A naïve attempt is just to require
Typed Racket, but this causes failures with how TR overwrites existing syntactic forms.
(require typed/racket)
(struct point (x y)) ; complains about missing type annotations
Trying to use only-in
to simply require with-type
and nothing else sort of works, but then none of the required type bindings (such as Number
or ->
) exist.
It seems like the only way to do this would be to manually use only-in
to import only the things that I need, but this feels laborious. I could also use prefix-in
, but then of course everything would be scattered with prefixes.

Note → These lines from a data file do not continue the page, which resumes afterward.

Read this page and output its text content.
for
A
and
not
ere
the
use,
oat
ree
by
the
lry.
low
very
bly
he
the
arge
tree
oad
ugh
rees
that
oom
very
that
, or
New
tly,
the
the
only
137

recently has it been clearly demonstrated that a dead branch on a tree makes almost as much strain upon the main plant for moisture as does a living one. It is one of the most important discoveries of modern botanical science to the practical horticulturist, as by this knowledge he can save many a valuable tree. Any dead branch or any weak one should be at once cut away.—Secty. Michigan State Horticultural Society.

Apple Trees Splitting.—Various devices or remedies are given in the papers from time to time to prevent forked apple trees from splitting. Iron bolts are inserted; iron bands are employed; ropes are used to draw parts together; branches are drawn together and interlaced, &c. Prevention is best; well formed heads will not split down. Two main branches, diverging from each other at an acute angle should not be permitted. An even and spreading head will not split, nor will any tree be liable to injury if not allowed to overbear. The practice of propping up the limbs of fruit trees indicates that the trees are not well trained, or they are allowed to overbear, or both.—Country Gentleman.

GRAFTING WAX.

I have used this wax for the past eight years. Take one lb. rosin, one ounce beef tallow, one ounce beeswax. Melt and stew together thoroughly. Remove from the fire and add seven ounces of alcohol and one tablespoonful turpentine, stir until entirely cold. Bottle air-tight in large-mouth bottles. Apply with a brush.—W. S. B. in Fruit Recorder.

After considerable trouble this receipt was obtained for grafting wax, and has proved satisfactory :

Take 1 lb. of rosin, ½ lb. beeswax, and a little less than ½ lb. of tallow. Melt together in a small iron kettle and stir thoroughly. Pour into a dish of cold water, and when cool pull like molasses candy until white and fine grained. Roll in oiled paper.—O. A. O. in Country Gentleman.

Is there a recommended way of doing this, or is this feature somewhat deprecated?
Upvotes: 4
Views: 144
Reputation: 5053
I would just use except-in
(or perhaps rename-in
) to avoid the few identifiers that don't work in both typed and untyped programs. Like this modification of Greg's program:
#lang racket/base
(require (except-in typed/racket struct))
(struct point (x y))
(let ([x 'hello])
(with-type
#:result String
#:freevars ([x String])
(string-append x ", world")))
Upvotes: 1
Reputation: 16260
I don't know the fundamental answer. A guess is that it's the sort of thing that would be useful when writing macros, as opposed to code you'd write directly?

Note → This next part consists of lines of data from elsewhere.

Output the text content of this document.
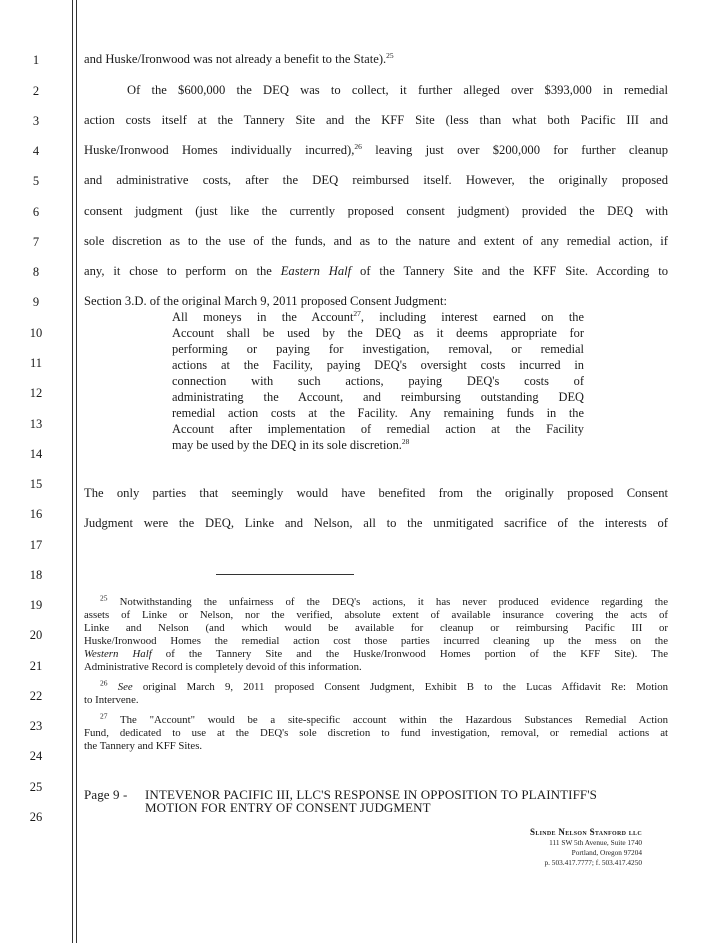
1
2
3
4
5
6
7
8
9
10
11
12
13
14
15
16
17
18
19
20
21
22
23
24
25
26
and Huske/Ironwood was not already a benefit to the State).$^{25}$
Of the $600,000 the DEQ was to collect, it further alleged over $393,000 in remedial
action costs itself at the Tannery Site and the KFF Site (less than what both Pacific III and
Huske/Ironwood Homes individually incurred),$^{26}$ leaving just over $200,000 for further cleanup
and administrative costs, after the DEQ reimbursed itself. However, the originally proposed
consent judgment (just like the currently proposed consent judgment) provided the DEQ with
sole discretion as to the use of the funds, and as to the nature and extent of any remedial action, if
any, it chose to perform on the Eastern Half of the Tannery Site and the KFF Site. According to
Section 3.D. of the original March 9, 2011 proposed Consent Judgment:
All moneys in the Account$^{27}$, including interest earned on the
Account shall be used by the DEQ as it deems appropriate for
performing or paying for investigation, removal, or remedial
actions at the Facility, paying DEQ's oversight costs incurred in
connection with such actions, paying DEQ's costs of
administrating the Account, and reimbursing outstanding DEQ
remedial action costs at the Facility. Any remaining funds in the
Account after implementation of remedial action at the Facility
may be used by the DEQ in its sole discretion.$^{28}$
The only parties that seemingly would have benefited from the originally proposed Consent
Judgment were the DEQ, Linke and Nelson, all to the unmitigated sacrifice of the interests of
$^{25}$ Notwithstanding the unfairness of the DEQ's actions, it has never produced evidence regarding the
assets of Linke or Nelson, nor the verified, absolute extent of available insurance covering the acts of
Linke and Nelson (and which would be available for cleanup or reimbursing Pacific III or
Huske/Ironwood Homes the remedial action cost those parties incurred cleaning up the mess on the
Western Half of the Tannery Site and the Huske/Ironwood Homes portion of the KFF Site). The
Administrative Record is completely devoid of this information.
$^{26}$ See original March 9, 2011 proposed Consent Judgment, Exhibit B to the Lucas Affidavit Re: Motion
to Intervene.
$^{27}$ The "Account" would be a site-specific account within the Hazardous Substances Remedial Action
Fund, dedicated to use at the DEQ's sole discretion to fund investigation, removal, or remedial actions at
the Tannery and KFF Sites.
Page 9 - INTEVENOR PACIFIC III, LLC'S RESPONSE IN OPPOSITION TO PLAINTIFF'S
MOTION FOR ENTRY OF CONSENT JUDGMENT
Slinde Nelson Stanford llc
111 SW 5th Avenue, Suite 1740
Portland, Oregon 97204
p. 503.417.7777; f. 503.417.4250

A practical idea: You can use local-require
to limit the "contamination" of the TR require. And you can flip to using except-in
if that's less work then only-in
.
For instance this example from the docs get close, but gives a weird error presumably because it's using TR's quote
:
#lang racket/base
(let ([x 'hello])
(local-require typed/racket)
(with-type
#:result String
#:freevars ([x String])
(string-append x ", world")))
; /tmp/so.rkt:7:21: quote: identifier used out of context
; in: quote
Excluding that with except-in
gives the desired error:
(let ([x 'hello])
(local-require (except-in typed/racket quote))
(with-type
#:result String
#:freevars ([x String])
(string-append x ", world")))
; x: broke its contract
; promised: String
; produced: 'hello
; in: String
; contract from: /tmp/so.rkt
; blaming: /tmp/so.rkt
; (assuming the contract is correct)
; at: /tmp/so.rkt:14.17
But yeah. This is just fiddling with the edges and not getting to the heart of it.